Siberia, Usa e Canada fanno le prove generali del Natale

L'Europa invece riposa pacifica nel tepore. Le previsioni sino a sabato 27 ottobre non indicano un raffreddamento importante sul vecchio continente.

Leggendo “la Sfera” di oggi potreste convincervi sempre più che la stagione invernale che ci apprestiamo a vivere debba trascorrere all’insegna di un anticiclone sub-tropicale maligno che renderà inquinate oltre misura le nostre città, impedirà il normale transito della perturbazioni atlantiche e conseguentemente le piogge, tanto importante per la nostra agricoltura, e tantomeno le nevicate, tenendo lontano il freddo.

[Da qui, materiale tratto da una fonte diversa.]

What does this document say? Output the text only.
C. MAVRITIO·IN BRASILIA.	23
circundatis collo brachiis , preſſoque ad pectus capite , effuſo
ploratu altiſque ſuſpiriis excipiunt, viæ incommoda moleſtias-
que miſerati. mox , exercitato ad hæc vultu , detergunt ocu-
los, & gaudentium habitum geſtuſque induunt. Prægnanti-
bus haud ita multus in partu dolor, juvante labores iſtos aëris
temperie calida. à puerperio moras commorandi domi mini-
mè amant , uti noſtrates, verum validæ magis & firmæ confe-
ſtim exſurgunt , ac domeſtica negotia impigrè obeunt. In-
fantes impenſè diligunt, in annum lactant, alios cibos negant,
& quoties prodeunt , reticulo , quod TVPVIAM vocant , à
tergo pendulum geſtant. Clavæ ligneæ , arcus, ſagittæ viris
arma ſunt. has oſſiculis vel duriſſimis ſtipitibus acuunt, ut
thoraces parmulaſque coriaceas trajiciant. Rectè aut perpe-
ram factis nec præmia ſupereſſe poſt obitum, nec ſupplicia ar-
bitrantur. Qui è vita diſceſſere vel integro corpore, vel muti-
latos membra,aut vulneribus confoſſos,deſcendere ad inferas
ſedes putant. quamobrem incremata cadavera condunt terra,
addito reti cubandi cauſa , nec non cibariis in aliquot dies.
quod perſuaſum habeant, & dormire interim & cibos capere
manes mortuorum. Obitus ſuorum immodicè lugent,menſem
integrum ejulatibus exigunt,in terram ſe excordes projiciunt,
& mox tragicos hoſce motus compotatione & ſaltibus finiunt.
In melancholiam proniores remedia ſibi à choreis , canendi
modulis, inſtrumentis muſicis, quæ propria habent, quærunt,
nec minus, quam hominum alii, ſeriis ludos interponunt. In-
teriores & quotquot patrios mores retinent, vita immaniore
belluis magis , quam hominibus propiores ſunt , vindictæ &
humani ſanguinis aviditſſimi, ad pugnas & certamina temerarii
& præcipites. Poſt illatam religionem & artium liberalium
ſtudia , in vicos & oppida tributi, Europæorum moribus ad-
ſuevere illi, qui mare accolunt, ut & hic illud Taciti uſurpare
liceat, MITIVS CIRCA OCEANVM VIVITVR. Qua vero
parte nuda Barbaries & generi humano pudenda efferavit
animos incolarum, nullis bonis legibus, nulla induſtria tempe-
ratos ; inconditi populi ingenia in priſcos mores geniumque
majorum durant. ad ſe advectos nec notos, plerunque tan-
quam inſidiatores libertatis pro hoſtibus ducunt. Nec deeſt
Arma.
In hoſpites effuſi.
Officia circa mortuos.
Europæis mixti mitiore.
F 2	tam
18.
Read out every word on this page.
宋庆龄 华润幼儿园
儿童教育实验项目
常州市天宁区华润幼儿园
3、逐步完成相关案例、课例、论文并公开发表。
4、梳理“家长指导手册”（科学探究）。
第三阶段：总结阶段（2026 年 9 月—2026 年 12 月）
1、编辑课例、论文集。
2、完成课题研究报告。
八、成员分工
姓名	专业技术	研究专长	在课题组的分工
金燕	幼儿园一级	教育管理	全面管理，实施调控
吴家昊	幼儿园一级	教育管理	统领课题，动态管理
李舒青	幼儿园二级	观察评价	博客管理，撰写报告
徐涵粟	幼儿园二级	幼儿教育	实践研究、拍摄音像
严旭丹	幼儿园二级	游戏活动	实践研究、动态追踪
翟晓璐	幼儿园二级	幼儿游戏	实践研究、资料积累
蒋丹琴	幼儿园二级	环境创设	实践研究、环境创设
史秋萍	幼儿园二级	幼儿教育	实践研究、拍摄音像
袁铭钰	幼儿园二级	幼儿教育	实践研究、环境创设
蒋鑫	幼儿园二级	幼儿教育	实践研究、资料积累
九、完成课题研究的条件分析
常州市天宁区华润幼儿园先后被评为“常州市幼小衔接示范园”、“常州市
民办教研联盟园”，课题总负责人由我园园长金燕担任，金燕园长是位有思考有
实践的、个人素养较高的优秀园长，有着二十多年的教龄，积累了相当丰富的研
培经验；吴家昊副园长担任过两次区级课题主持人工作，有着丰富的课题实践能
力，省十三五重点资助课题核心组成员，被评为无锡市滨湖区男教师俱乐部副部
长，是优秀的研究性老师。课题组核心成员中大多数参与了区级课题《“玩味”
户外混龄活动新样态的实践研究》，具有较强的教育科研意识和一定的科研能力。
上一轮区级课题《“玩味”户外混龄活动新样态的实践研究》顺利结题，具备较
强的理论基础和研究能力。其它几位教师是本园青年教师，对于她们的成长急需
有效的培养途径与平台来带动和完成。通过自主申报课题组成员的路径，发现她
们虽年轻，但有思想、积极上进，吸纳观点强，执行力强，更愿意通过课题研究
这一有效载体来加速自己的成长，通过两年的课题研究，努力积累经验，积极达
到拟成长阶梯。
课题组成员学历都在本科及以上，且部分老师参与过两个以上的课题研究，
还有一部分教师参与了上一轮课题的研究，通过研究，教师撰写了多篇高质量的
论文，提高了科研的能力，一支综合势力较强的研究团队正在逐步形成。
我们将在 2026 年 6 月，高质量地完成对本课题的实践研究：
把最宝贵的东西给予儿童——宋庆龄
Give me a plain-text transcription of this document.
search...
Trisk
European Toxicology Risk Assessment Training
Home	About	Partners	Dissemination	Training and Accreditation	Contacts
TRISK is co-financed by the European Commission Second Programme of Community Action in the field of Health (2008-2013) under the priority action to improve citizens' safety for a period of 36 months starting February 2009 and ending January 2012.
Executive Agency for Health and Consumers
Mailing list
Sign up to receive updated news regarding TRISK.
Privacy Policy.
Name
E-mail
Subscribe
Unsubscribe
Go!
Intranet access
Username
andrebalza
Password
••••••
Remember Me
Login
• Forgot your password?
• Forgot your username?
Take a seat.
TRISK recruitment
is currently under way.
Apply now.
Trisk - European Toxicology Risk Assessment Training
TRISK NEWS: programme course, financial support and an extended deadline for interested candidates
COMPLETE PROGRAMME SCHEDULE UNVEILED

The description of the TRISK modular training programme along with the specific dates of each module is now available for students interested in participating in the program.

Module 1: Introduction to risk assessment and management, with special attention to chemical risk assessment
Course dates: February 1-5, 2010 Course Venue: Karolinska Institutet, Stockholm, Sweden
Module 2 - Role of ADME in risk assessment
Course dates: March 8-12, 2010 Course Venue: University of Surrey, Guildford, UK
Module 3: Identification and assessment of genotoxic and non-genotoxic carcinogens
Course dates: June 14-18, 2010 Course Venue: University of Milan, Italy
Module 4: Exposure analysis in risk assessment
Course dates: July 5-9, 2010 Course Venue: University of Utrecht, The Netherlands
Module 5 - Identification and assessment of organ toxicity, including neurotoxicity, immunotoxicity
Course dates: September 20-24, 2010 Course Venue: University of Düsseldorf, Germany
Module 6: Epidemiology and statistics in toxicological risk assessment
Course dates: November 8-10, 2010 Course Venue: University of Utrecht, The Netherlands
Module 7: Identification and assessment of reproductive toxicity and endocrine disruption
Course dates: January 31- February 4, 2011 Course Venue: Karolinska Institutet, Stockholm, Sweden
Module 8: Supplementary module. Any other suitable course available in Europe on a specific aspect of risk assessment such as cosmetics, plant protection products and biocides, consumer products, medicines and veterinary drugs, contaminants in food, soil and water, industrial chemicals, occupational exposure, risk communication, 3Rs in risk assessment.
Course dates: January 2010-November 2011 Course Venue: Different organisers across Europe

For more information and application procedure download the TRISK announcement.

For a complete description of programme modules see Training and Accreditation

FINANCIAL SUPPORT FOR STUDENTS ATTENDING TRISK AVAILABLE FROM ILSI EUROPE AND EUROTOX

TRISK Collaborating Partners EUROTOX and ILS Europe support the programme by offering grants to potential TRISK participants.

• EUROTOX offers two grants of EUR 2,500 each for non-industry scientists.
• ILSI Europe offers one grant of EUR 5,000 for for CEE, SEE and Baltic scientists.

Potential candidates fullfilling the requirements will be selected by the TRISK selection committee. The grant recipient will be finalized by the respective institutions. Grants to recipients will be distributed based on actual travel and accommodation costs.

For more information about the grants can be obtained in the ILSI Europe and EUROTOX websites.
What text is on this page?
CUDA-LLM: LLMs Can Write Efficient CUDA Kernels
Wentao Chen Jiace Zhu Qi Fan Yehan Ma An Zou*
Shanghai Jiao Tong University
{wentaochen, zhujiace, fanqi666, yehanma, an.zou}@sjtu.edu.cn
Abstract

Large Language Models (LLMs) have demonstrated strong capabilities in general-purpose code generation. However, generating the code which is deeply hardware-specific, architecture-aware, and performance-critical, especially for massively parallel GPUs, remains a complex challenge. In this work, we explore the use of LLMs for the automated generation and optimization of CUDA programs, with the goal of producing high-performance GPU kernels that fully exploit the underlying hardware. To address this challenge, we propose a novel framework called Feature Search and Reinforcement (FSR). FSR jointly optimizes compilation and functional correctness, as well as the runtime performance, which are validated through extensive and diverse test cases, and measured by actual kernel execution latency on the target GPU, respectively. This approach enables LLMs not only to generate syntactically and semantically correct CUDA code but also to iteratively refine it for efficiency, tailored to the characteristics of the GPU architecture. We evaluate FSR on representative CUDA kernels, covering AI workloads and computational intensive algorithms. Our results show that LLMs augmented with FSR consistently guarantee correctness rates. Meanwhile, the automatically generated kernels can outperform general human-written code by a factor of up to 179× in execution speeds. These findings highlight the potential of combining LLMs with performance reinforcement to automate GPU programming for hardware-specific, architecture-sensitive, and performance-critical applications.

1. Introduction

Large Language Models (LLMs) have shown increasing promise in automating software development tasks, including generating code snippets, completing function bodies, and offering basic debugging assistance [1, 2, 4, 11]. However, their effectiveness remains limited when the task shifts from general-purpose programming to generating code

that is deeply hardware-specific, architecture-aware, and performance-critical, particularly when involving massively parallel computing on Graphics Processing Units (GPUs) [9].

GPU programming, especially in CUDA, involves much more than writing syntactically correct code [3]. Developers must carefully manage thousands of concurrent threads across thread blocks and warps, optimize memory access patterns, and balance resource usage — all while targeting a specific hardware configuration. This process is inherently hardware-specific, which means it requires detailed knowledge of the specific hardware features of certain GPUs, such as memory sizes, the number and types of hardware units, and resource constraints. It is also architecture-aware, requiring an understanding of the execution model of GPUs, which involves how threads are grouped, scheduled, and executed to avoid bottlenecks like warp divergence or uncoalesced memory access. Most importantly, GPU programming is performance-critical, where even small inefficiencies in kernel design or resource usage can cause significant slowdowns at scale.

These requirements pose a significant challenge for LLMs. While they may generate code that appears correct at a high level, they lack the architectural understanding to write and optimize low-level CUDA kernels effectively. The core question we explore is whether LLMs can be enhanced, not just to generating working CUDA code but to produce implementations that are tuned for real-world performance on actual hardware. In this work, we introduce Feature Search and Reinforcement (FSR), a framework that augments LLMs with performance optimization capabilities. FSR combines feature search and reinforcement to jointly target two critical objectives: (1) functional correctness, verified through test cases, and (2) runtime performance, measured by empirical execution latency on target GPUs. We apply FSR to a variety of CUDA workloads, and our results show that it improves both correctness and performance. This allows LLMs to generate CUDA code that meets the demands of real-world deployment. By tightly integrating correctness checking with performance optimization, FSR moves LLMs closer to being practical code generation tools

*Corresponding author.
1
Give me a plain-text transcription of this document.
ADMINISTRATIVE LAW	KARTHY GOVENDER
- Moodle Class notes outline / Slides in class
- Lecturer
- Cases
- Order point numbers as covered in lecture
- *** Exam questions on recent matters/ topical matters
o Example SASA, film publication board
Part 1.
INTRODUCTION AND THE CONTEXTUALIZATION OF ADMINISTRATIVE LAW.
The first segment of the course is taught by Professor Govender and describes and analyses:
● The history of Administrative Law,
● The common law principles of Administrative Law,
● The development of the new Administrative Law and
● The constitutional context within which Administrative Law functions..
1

Le carte pubblicate oggi, che prospettano la situazione prevista per sabato prossimo, 27 ottobre, non lascerebbero dubbio alcuno: Europa invasa da un poderoso anticiclone afro-mediterraneo, freddo confinato oltre gli Urali e nemmeno dipendente da un anticiclone termico, bensì dalla discesa di una corrente perturbata in arrivo dal Mar Glaciale Artico.

Spostiamoci negli Usa e in Canada: ecco la beffa, Ontario, Manitoba, Nunavit, Nord Dakota, tutta la regione dei Grandi Laghi, il Minnesota, l’Ohio, l’Indiana e il Wisconsin sarebbero pronti a ricevere la prima grande nevicata stagionale con i bambini già pronti a montare l’albero.

L’anno scorso, mi raccontava Padre Ugo Sturabotti della comunità religiosa dei concezionisti di Toronto, una spettacolare quanto precoce nevicata ottobrina mise in ginocchio mezzo Ontario.

Ebbene tutto questo ci sembra davvero lontano anni luce: è meglio dunque la politica dei piccoli passi. Accontentiamoci per ora di questa temporanea flessione del campo barico e aspettiamo la pioggia del week-end, congetture più serie sul futuro meteo le faremo lunedì.